Once inside the room, the on-call pediatrician looked at him (now he was tapping the nurse call button with intensity) and me (looking as though I had not slept a full night in months, because, of course, I had not). She then made a case for our family needing sleep to be able to handle the autism, and for Mr. Diggy’s already complicated brain requiring sleep to be able to benefit from any of the therapies we were throwing at him.
So she logged out of his patient account, and into that of another patient. She jotted down the name and dosage of a prescription that another one of her autistic patients had been taking for years. And so began our journey with trazadone, historically an antidepressant, that, in small doses can help with sleep.
With the guidance of both our regular pediatrician, as well as our pediatric neurologist, we arrived at a combination of melatonin to help Mr.
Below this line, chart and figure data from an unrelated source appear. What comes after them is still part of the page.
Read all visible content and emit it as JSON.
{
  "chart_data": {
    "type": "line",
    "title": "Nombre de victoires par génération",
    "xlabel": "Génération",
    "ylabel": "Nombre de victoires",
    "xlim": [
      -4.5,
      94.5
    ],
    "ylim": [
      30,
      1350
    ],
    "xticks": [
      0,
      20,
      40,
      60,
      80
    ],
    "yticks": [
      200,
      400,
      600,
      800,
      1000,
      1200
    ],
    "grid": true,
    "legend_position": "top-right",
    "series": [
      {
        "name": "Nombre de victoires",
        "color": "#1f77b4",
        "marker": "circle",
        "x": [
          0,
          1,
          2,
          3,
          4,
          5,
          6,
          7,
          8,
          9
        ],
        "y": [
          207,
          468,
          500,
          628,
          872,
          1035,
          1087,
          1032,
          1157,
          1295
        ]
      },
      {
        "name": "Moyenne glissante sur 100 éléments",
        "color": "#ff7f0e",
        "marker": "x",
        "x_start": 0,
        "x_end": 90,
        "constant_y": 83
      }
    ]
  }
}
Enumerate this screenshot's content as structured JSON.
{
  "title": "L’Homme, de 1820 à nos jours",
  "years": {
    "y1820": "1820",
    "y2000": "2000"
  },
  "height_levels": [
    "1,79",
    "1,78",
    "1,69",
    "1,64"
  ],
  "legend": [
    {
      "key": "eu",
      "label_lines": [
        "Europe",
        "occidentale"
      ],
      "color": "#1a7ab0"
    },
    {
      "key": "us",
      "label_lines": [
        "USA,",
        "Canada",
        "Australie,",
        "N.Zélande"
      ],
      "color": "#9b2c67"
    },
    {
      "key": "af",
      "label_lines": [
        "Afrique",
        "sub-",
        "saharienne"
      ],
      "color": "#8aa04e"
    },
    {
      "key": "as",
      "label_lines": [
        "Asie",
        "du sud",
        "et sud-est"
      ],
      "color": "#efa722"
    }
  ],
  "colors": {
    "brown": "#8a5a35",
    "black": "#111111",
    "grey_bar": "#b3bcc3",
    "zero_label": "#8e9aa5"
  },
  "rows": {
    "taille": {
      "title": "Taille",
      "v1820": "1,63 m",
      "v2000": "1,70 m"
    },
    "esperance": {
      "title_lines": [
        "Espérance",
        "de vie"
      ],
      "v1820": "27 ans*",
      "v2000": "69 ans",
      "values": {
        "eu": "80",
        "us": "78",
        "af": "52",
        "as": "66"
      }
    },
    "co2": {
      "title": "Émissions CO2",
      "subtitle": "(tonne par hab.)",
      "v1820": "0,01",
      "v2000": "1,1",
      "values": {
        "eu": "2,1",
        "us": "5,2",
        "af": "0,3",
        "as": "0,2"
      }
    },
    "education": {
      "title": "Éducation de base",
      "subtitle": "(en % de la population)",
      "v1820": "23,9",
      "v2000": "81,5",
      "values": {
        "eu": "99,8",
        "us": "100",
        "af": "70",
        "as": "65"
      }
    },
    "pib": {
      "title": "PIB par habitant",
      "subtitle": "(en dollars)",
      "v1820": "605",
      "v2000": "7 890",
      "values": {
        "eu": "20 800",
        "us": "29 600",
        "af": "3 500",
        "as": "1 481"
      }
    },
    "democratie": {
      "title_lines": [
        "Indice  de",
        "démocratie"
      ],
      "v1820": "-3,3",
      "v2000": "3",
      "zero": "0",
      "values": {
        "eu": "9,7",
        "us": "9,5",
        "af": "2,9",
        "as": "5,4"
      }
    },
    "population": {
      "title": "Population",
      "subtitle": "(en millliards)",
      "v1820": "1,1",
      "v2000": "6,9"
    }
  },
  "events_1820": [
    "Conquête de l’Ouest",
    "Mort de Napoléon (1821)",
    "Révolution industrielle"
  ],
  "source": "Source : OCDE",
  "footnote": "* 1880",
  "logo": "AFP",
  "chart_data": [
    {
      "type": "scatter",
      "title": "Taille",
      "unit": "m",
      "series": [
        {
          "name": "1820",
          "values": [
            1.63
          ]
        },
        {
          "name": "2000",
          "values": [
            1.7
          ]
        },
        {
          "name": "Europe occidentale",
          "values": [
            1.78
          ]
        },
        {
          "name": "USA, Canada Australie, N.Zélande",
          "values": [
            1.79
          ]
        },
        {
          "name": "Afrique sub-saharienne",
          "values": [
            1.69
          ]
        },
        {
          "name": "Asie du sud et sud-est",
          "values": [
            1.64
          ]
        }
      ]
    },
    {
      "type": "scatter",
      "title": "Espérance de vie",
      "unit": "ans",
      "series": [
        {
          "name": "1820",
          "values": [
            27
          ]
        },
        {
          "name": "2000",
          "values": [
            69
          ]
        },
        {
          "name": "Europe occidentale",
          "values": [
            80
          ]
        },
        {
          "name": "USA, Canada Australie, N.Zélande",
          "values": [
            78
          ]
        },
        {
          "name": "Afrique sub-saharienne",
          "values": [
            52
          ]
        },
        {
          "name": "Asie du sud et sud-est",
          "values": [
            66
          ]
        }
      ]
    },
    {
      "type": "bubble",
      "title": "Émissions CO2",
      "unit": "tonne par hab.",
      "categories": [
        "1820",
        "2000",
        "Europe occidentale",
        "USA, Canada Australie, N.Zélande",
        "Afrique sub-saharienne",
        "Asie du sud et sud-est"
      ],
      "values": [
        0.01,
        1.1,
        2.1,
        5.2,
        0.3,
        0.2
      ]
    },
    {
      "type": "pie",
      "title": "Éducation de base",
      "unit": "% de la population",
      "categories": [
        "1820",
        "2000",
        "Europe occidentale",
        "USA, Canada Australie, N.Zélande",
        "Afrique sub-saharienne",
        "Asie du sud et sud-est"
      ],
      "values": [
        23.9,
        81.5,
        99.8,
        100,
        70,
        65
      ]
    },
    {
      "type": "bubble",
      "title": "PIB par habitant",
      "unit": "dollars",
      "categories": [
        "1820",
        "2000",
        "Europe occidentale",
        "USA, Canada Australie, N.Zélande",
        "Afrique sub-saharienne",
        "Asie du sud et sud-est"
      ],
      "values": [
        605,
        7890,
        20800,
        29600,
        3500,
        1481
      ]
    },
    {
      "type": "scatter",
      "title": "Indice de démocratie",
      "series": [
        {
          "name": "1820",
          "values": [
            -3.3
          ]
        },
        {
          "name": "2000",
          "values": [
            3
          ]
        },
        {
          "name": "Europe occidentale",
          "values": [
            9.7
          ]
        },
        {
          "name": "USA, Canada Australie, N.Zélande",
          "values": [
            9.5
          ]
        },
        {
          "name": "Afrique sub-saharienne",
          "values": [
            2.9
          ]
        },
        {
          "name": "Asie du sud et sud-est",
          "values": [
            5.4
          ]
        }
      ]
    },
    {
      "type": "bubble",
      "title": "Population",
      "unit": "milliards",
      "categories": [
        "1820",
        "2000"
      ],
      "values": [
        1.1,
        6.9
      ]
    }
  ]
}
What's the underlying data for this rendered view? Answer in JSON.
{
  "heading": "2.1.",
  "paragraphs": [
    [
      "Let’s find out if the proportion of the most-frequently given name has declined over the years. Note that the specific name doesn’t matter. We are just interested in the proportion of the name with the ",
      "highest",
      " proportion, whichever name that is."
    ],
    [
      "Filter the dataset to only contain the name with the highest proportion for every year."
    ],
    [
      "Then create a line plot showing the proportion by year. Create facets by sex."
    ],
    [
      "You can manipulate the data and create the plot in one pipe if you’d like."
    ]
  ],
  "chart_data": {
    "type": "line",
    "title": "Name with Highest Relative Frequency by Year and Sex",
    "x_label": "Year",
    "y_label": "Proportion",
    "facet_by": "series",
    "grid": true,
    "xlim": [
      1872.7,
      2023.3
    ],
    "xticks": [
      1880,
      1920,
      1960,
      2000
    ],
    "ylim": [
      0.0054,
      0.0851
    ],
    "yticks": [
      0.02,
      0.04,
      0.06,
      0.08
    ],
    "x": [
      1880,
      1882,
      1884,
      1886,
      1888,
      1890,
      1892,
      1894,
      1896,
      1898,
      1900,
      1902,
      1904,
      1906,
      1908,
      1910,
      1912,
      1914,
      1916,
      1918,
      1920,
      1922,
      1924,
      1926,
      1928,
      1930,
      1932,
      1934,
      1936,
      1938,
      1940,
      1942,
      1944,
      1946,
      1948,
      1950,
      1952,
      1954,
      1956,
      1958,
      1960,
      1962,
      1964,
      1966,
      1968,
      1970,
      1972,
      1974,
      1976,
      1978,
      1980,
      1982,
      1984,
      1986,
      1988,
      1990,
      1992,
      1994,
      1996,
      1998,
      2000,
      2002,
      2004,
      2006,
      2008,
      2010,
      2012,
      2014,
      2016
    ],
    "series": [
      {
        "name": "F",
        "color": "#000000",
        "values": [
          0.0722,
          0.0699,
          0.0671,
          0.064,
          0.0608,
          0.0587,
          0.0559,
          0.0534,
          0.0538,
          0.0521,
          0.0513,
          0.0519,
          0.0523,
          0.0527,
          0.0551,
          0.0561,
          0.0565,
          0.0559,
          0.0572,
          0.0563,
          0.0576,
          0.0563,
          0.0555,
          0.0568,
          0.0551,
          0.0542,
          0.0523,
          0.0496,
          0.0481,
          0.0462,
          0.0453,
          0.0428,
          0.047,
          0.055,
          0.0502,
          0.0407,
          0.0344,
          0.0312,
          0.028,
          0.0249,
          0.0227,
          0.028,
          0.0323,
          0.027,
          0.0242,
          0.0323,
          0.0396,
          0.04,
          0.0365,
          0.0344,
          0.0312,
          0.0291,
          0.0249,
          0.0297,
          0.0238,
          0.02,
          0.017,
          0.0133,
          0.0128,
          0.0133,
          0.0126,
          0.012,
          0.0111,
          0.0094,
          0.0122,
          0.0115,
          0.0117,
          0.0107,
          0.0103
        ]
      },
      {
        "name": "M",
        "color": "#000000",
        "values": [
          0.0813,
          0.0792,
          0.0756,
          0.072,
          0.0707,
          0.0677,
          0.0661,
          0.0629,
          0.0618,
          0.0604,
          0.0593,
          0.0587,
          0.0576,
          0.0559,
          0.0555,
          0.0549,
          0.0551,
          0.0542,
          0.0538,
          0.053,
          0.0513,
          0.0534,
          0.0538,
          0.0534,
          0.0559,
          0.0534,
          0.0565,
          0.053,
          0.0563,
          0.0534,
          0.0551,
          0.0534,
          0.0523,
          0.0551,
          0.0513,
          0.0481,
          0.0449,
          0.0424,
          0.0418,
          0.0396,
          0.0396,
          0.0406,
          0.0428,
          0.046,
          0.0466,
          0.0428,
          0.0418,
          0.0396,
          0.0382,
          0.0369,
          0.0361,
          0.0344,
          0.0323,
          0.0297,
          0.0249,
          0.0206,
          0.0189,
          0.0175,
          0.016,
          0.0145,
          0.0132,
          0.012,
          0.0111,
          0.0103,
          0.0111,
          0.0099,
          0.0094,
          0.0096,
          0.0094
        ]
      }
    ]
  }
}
Diggy find sleep, and trazadone to help him maintain it. With a few tweaks here and there, this combination has served him – and our family – well for over six years. It was not an easy decision to use sleep medication, but it has been truly life-changing for both him and us.
The Temperature

The room configuration and meds certainly helped a lot, but the one additional area that bears mentioning is the temperature of the room. In the summer, when we have a heat wave, we roll a portable air conditioning unit into his room. Usually he wakes up early and by 6:00 am he has pulled the exhaust tube out of the window, so we do go in there around midnight and turn it off so he doesn’t turn the house into a sauna.
In the winter, we rely on our home’s furnace, as well as usually multiple layers of soft, fluffy blankets from Costco. Those blankets provide warmth and also a measure of sensory input. (To be fair, this is sensory that Mr. Diggy actually seeks year-round. In other words, that family you see on the beach with a warm blanket wrapped around their kid – that’s probably us!)